Drownings, rescues spur warnings about safety

Published: Tuesday, May 16 2006 12:00 a.m. MDT

Mountain rivers and streams are running full and fast and bringing with them a potential danger for Utah County residents.

There's no need for sandbags, officials say, but people — especially parents of small children — should be extremely cautious near the waterways.

"Every year that we have above-normal runoff, people die by falling in or jumping in," said Brian McInerney, a hydrologist for the National Weather Service forecast office in Salt Lake City.

Too often those accidents involve unsupervised children, McInerney said.

In the past three weeks, a 2-year-old boy nearly drowned in Farmington Creek and a pair of 5-year-old boys were rescued from the Duchesne River.

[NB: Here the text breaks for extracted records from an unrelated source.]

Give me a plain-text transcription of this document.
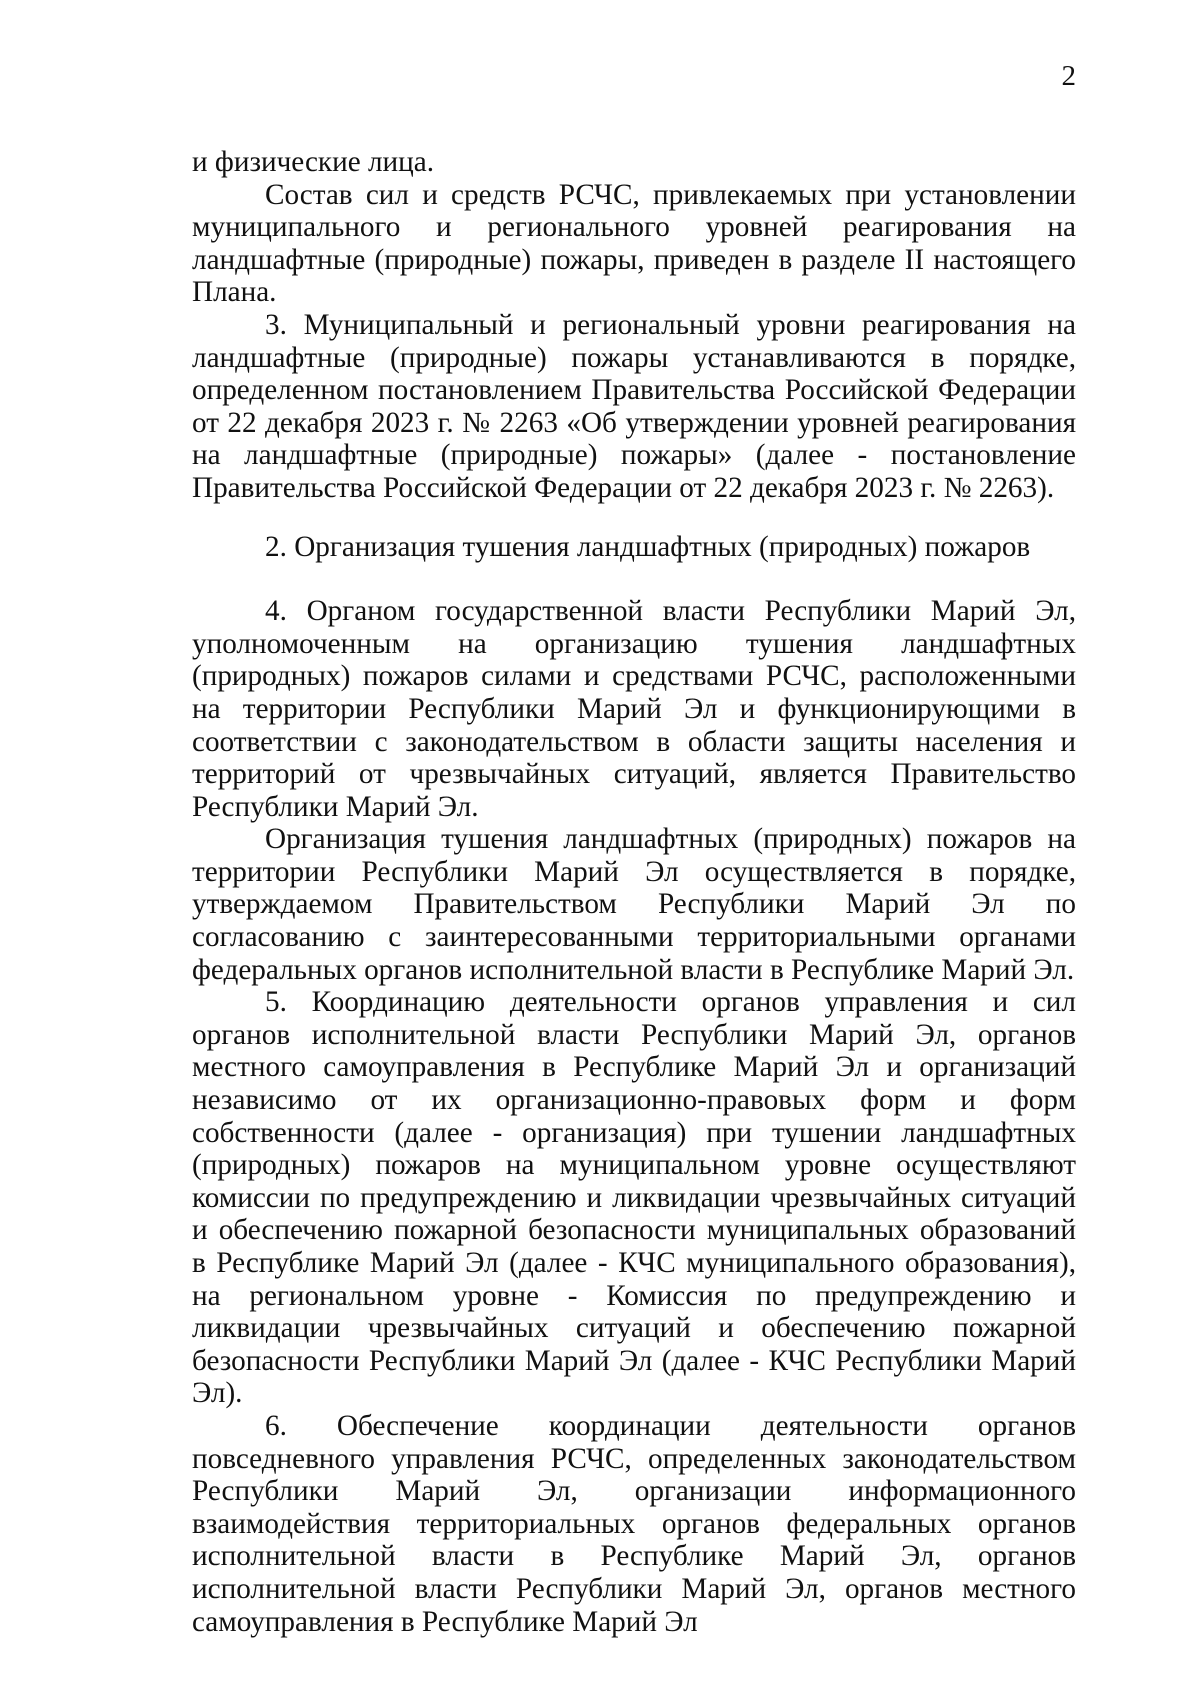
2

и физические лица.

Состав сил и средств РСЧС, привлекаемых при установлении муниципального и регионального уровней реагирования на ландшафтные (природные) пожары, приведен в разделе II настоящего Плана.

3. Муниципальный и региональный уровни реагирования на ландшафтные (природные) пожары устанавливаются в порядке, определенном постановлением Правительства Российской Федерации от 22 декабря 2023 г. № 2263 «Об утверждении уровней реагирования на ландшафтные (природные) пожары» (далее - постановление Правительства Российской Федерации от 22 декабря 2023 г. № 2263).

2. Организация тушения ландшафтных (природных) пожаров

4. Органом государственной власти Республики Марий Эл, уполномоченным на организацию тушения ландшафтных (природных) пожаров силами и средствами РСЧС, расположенными на территории Республики Марий Эл и функционирующими в соответствии с законодательством в области защиты населения и территорий от чрезвычайных ситуаций, является Правительство Республики Марий Эл.

Организация тушения ландшафтных (природных) пожаров на территории Республики Марий Эл осуществляется в порядке, утверждаемом Правительством Республики Марий Эл по согласованию с заинтересованными территориальными органами федеральных органов исполнительной власти в Республике Марий Эл.

5. Координацию деятельности органов управления и сил органов исполнительной власти Республики Марий Эл, органов местного самоуправления в Республике Марий Эл и организаций независимо от их организационно-правовых форм и форм собственности (далее - организация) при тушении ландшафтных (природных) пожаров на муниципальном уровне осуществляют комиссии по предупреждению и ликвидации чрезвычайных ситуаций и обеспечению пожарной безопасности муниципальных образований в Республике Марий Эл (далее - КЧС муниципального образования), на региональном уровне - Комиссия по предупреждению и ликвидации чрезвычайных ситуаций и обеспечению пожарной безопасности Республики Марий Эл (далее - КЧС Республики Марий Эл).

6. Обеспечение координации деятельности органов повседневного управления РСЧС, определенных законодательством Республики Марий Эл, организации информационного взаимодействия территориальных органов федеральных органов исполнительной власти в Республике Марий Эл, органов исполнительной власти Республики Марий Эл, органов местного самоуправления в Республике Марий Эл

The children had wandered away from their adult supervisors in both instances.

And children aren't the only ones at risk, McInerney said.

"People need to use good judgment," he said.

In April, three men died in separate river accidents, including a 23-year-old man who jumped off a bridge into the chilly Jordan River west of Lehi.

Even though it may be 80 degrees outside, rivers and streams are just above freezing and in many cases moving too rapidly for even experienced swimmers to handle, McInerney said.

"You've got about 2 minutes before you can pull yourself out before you succumb to hypothermia and your arms and legs don't work," he said.

Rivers and streams in the mountains east of Utah County likely will remain at high levels for the next seven to 10 days, but no flooding is expected, McInerney said.

The arrival of 80-degree temperatures has speeded up melting of high snowpack in the mountains east of Utah County, but flows aren't exceeding channels' capacity.

"(The warm weather) is actually good," said Don Nay, Utah County Public Works associate director. "It's bringing (runoff) down in a controlled fashion."

The three-week stretch of temperatures in the high 60s and mid-70s allowed the low- and mid-level snowpack to melt at a manageable rate of about an inch per day, McInerney said.

"We depleted a good deal of the snowpack prior to this heat moving in," he said.

The wildcard in Utah County's flooding forecast is a severe rainstorm. Officials say heavy rainfall likely would push many channels over capacity and result in flooding.